Clémen­ceau disait « la guerre, c’est une chose trop grave pour la confier à des mili­taires ». On pour­rait renché­rir en avançant que la cuisine sans viande est un sujet trop impor­tant pour qu’on la confie à des végé­ta­riens. Les temps ont heureu­se­ment changé. La culture de la cuisine au quinoa, légumes à l’eau et graines pour hamster a semble t-il fait son temps. Notam­ment sous l’in­fluence de chefs omni­vores. Adrien Zedda qui a fait de Culina hortus « le meilleur restau­rant végé­ta­rien du monde », cuisi­nait paral­lè­le­ment de la viande dans le restau­rant en face. La cuisine du végé­tal n’est plus consi­dé­rée comme un avatar de méde­cine douce, mais tout simple­ment comme de la cuisine, source de plai­sir. C’est le cas du chef d’Ar­change, restau­rant tradi­tion­nel, qui avait laissé ses ailes au vestiaire (Lyon 1er) pour renaître il y a quelques jours sous la forme de Brocoli. Ce légume vert est l’en­nemi de la petite enfance, mais deve­nus adultes ils finissent par l’ado­rer (un peu comme la bière).

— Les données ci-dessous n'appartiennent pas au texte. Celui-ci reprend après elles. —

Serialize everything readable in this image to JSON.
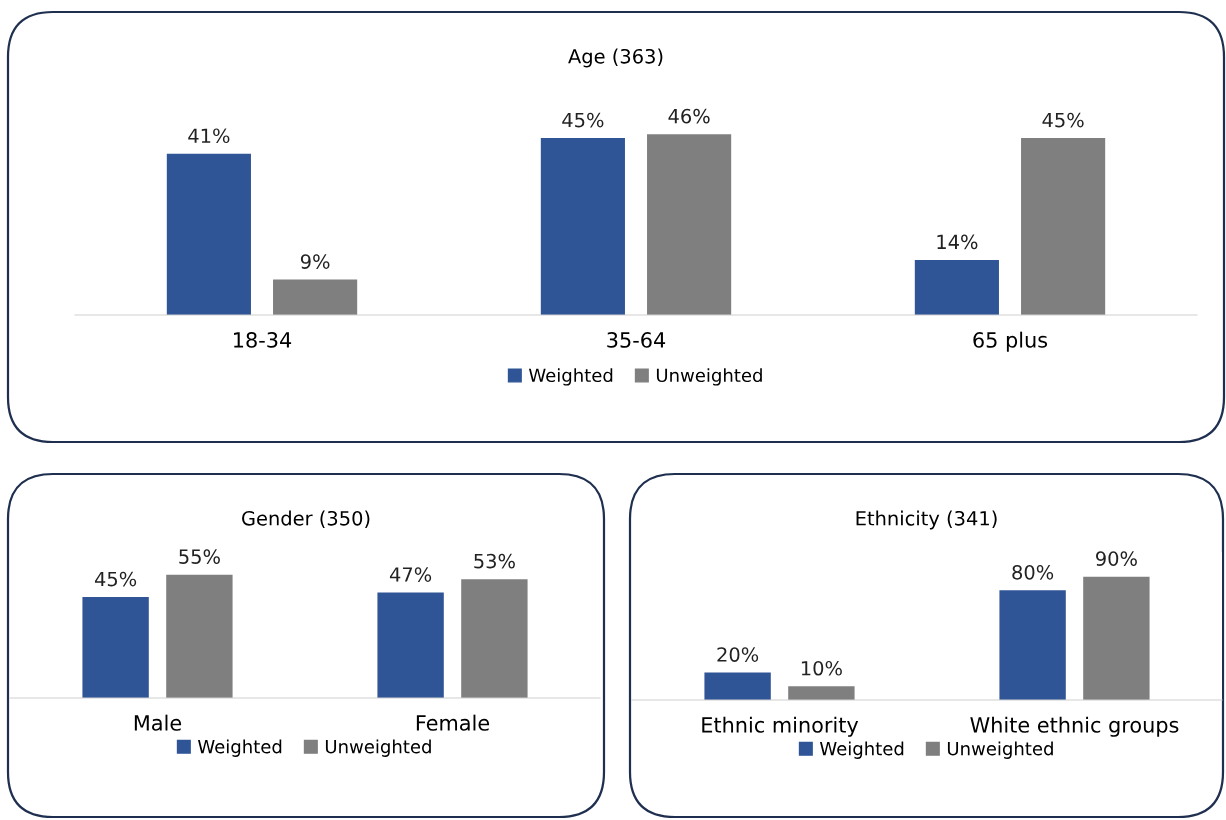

Ravio­lis contre broco­lis

Bref ce midi là, il n’ y avait pas brocoli, mais ravio­lis. C’est bon, bien marqué, avec un petit côté asia­tique que l’on situe­rait vers la Corée. Le chef Rémi – comme dans Rata­touille – fait dans le détail. Le plat est traversé par les éclairs verts tendre d’as­perges sauvages et miné de petites billes de la taille du caviar. En fait, aucun pois­son n’est mort pendant le tour­nage : ce sont des algues sphé­ri­fiées, qui craquent sous la dent. Habi­tuel­le­ment, on ne se sent pas trop à l’aise avec les imita­tions de type merguez végan et « faux gras » végé­tal. Mais, en l’oc­cur­rence, le faux « foie gras » dont les saveurs sont aussi proches de Sarlat que l’est Vladi­vos­tok, est réussi. La texture est onctueuse, l’ajout d’un peu d’« huile de truffe » et pas mal d’Ar­ma­gnac consti­tue un expé­rience inté­res­sante, de même que le diadème de fleurs comes­tibles qui le souligne. Si la salade d’ar­ti­chauts et samoussa de légumes était peu oubliée au bord de la route comme mémé à la station Total un jour de grands départs, on a aimé le tempé­ra­ment et l’as­sai­son­ne­ment d’un pavé de pleu­rotes, gratin de panais, vermi­celles de carottes frites, petit pois, pleu­rotes sautées. Et le bonus mystère : d’éton­nantes lanières nouées, d’une texture extra­ter­restre, se révé­lant être de la peau de tofu. Les desserts sont en forme de happy end : ganache au choco­lat extra dense bien cacao­tée, glace au sésame noir ; glace à la bette­rave compo­tée de rhubarbe pétales de noix de coco. Déli­cieux.

Brocoli. 71 rue Masséna, Lyon 6e. 04 78 24 35 27. Fermé samedi midi et dimanche. Formule midi : 19, 50 euros. Menus : 24, 50 euros (midi) et 29 euros (soir).